Find longest substring with at most k distinct
Company: Snowflake
Role: Software Engineer
Category: Coding & Algorithms
Difficulty: Medium
Interview Round: Onsite
Quick Answer: This question evaluates a candidate's ability to design efficient string-processing algorithms using sliding-window techniques, reason about time and space complexity, and correctly handle Unicode grapheme clusters when returning substrings.
Constraints
- 0 <= k <= length of s
- 0 <= length of s <= 10^5
- s consists of arbitrary characters (treat each code unit as one character for the core problem)
- If k <= 0, the answer is 0
Examples
Input: ("eceba", 2)
Expected Output: 3
Explanation: The longest substring with at most 2 distinct characters is "ece" (length 3).
Input: ("aa", 1)
Expected Output: 2
Explanation: With k=1, the whole string "aa" qualifies (one distinct character).
Input: ("abcabcabc", 3)
Expected Output: 9
Explanation: All 3 distinct characters are allowed, so the entire string qualifies.
Input: ("abcabcabc", 2)
Expected Output: 2
Explanation: Any window of length 3 here has 3 distinct characters, so the max valid window is length 2.
Input: ("", 5)
Expected Output: 0
Explanation: An empty string has no substring; the answer is 0.
Input: ("a", 0)
Expected Output: 0
Explanation: With k=0 no character is allowed, so the longest valid substring has length 0.
Input: ("aabbcc", 1)
Expected Output: 2
Explanation: With k=1 the best is a run of two identical characters, e.g. "aa" (length 2).
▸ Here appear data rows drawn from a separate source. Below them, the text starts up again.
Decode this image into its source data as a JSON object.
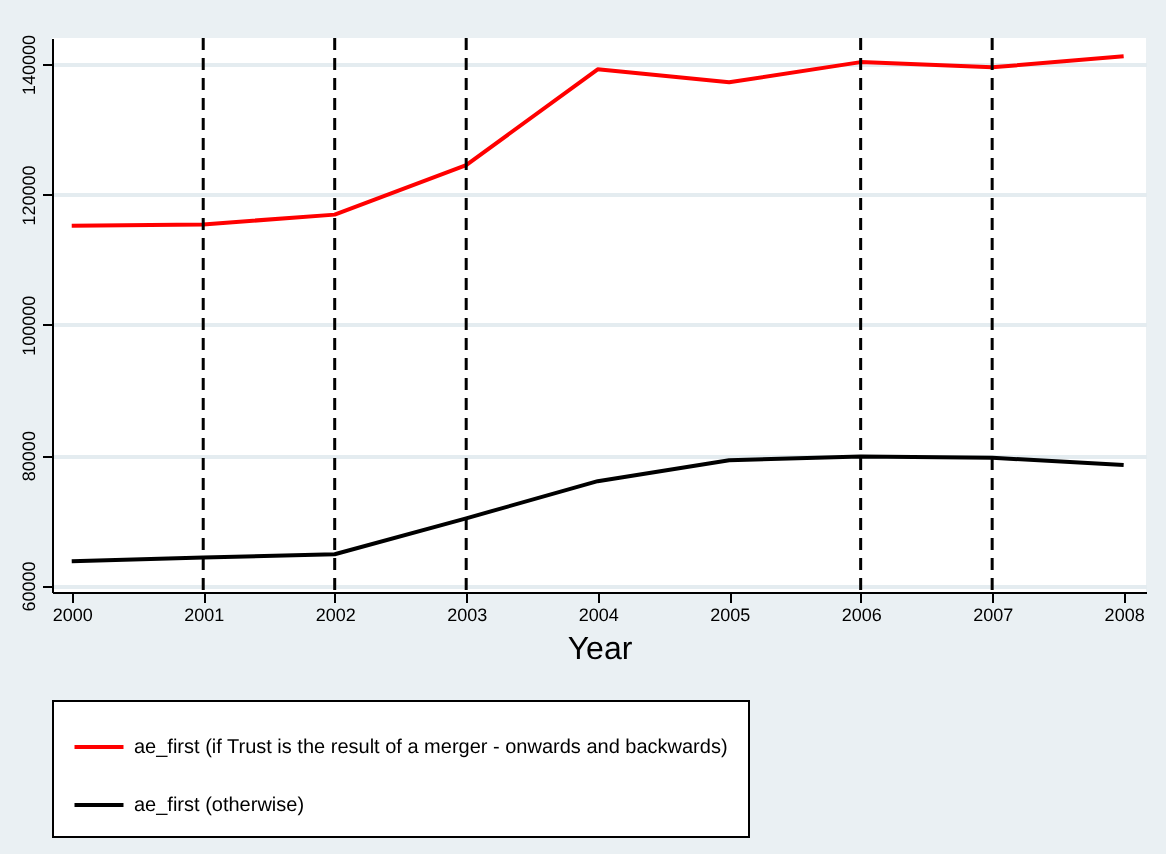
{
  "chart_data": {
    "type": "line",
    "xlabel": "Year",
    "x": [
      2000,
      2001,
      2002,
      2003,
      2004,
      2005,
      2006,
      2007,
      2008
    ],
    "series": [
      {
        "name": "ae_first (if Trust is the result of a merger - onwards and backwards)",
        "color": "#ff0000",
        "values": [
          115200,
          115400,
          116900,
          124500,
          139200,
          137200,
          140300,
          139500,
          141200
        ]
      },
      {
        "name": "ae_first (otherwise)",
        "color": "#000000",
        "values": [
          63700,
          64300,
          64800,
          70300,
          76000,
          79200,
          79800,
          79600,
          78500
        ]
      }
    ],
    "xlim": [
      1999.85,
      2008.17
    ],
    "xticks": [
      2000,
      2001,
      2002,
      2003,
      2004,
      2005,
      2006,
      2007,
      2008
    ],
    "ylim": [
      59000,
      144000
    ],
    "yticks": [
      60000,
      80000,
      100000,
      120000,
      140000
    ],
    "ref_lines": [
      {
        "axis": "x",
        "value": 2001,
        "color": "#000000",
        "line_style": "dashed"
      },
      {
        "axis": "x",
        "value": 2002,
        "color": "#000000",
        "line_style": "dashed"
      },
      {
        "axis": "x",
        "value": 2003,
        "color": "#000000",
        "line_style": "dashed"
      },
      {
        "axis": "x",
        "value": 2006,
        "color": "#000000",
        "line_style": "dashed"
      },
      {
        "axis": "x",
        "value": 2007,
        "color": "#000000",
        "line_style": "dashed"
      }
    ],
    "grid": "y",
    "legend": "bottom",
    "marker": "none",
    "line_style": "solid"
  }
}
Input: ("aaabbbcccddd", 2)
Expected Output: 6
Explanation: A window spanning two adjacent runs, e.g. "aaabbb", has 2 distinct characters and length 6.
Input: ("x", 3)
Expected Output: 1
Explanation: A single-character string yields length 1 when k allows at least 1 distinct character.
Hints
- Use two pointers (left and right) to define a sliding window, and a hash map to count occurrences of each character inside the window.
- Expand by moving `right` one step at a time. Whenever the count of distinct characters exceeds k, move `left` forward — decrementing counts — until the window again has at most k distinct characters.
- Track the best window length after each expansion. Because every character is added and removed at most once, the total work is O(n).